Watching Good Old Hockey Games. It’s Food For The Soul
July 13, 2008 in NHL playoffs, Toronto Maple Leafs Tags: 1962 Stanley Cup, Bill Hewitt, Bobby Hull, Chicago Blackhawks, Chicago Stadium, Foster Hewitt, Frank Mahovlich, Glenn Hall, Johnny Bower, NHL, NHl Network, Reg Fleming, Stan Mikita, Tim Horton, Toronto Maple Leafs
I just watched game three on the NHL Network of the 1962 Stanley Cup finals between the Chicago Blackhawks and the Toronto Maple Leafs ( the Hawks won 3-0 but the Leafs eventually won the series in six games).
I love watching the old stuff.
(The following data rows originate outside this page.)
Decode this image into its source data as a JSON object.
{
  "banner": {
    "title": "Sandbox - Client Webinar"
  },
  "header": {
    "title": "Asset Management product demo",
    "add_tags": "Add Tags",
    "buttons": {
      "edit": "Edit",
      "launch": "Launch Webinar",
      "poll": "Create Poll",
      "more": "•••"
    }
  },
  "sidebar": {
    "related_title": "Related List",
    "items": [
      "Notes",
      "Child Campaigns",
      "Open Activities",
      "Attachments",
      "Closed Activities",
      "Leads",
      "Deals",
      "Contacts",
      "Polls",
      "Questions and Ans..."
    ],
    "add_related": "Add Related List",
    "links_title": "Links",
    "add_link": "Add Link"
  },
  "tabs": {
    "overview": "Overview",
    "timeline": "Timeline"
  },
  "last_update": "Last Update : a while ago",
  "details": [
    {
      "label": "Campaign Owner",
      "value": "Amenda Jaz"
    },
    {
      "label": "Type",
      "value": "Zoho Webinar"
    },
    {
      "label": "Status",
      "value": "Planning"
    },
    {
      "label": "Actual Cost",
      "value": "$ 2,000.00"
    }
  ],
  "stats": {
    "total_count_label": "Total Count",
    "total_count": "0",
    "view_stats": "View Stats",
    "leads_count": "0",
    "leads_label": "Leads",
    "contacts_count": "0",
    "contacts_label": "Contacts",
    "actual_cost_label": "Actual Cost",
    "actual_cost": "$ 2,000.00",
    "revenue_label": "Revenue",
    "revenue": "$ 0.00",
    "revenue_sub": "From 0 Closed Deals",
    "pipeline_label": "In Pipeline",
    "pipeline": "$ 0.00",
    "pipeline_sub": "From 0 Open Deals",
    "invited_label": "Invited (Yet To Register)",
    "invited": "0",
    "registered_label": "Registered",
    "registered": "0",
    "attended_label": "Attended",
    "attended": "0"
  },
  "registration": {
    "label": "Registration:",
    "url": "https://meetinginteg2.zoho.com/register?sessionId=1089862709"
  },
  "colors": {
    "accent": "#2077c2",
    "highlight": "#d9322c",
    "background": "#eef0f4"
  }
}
In this game, a young Bobby Hull, wearing number 7 (he first wore number sixteen, then went to nine), skated like the wind and blasted away with that cannon he had. Goalies Glenn Hall and Johnny Bower weren’t wearing masks. Frank Mahovlich skated in big swooping strides. Reg Fleming and Tim Horton got in a scuffle, then went and sat side by side in the penalty box, which players did in those days, even after major scraps. And big, heavy bodychecks were the order of the day.
The game was at a jam-packed Chicago Stadium, and when Stan Mikita scored, fans tossed balloons and the odd fedora on the ice. Toronto announcer Bill Hewitt (Foster’s son) did the play-by-play, and in 1962, he was still a little rough around the edges. He got smoother in later years. And he worked alone, without a sidekick.
Watching games like this is a joy for me. It reminds me of when I was a schoolboy, collecting hockey cards and hockey coins, and dreaming of someday playing in the NHL just like these guys.
I wish they’d show more of these old games. And this is what should’ve been on during those long breaks between games in this year’s playoffs.
Really old games are a beautiful thing. We need more of them.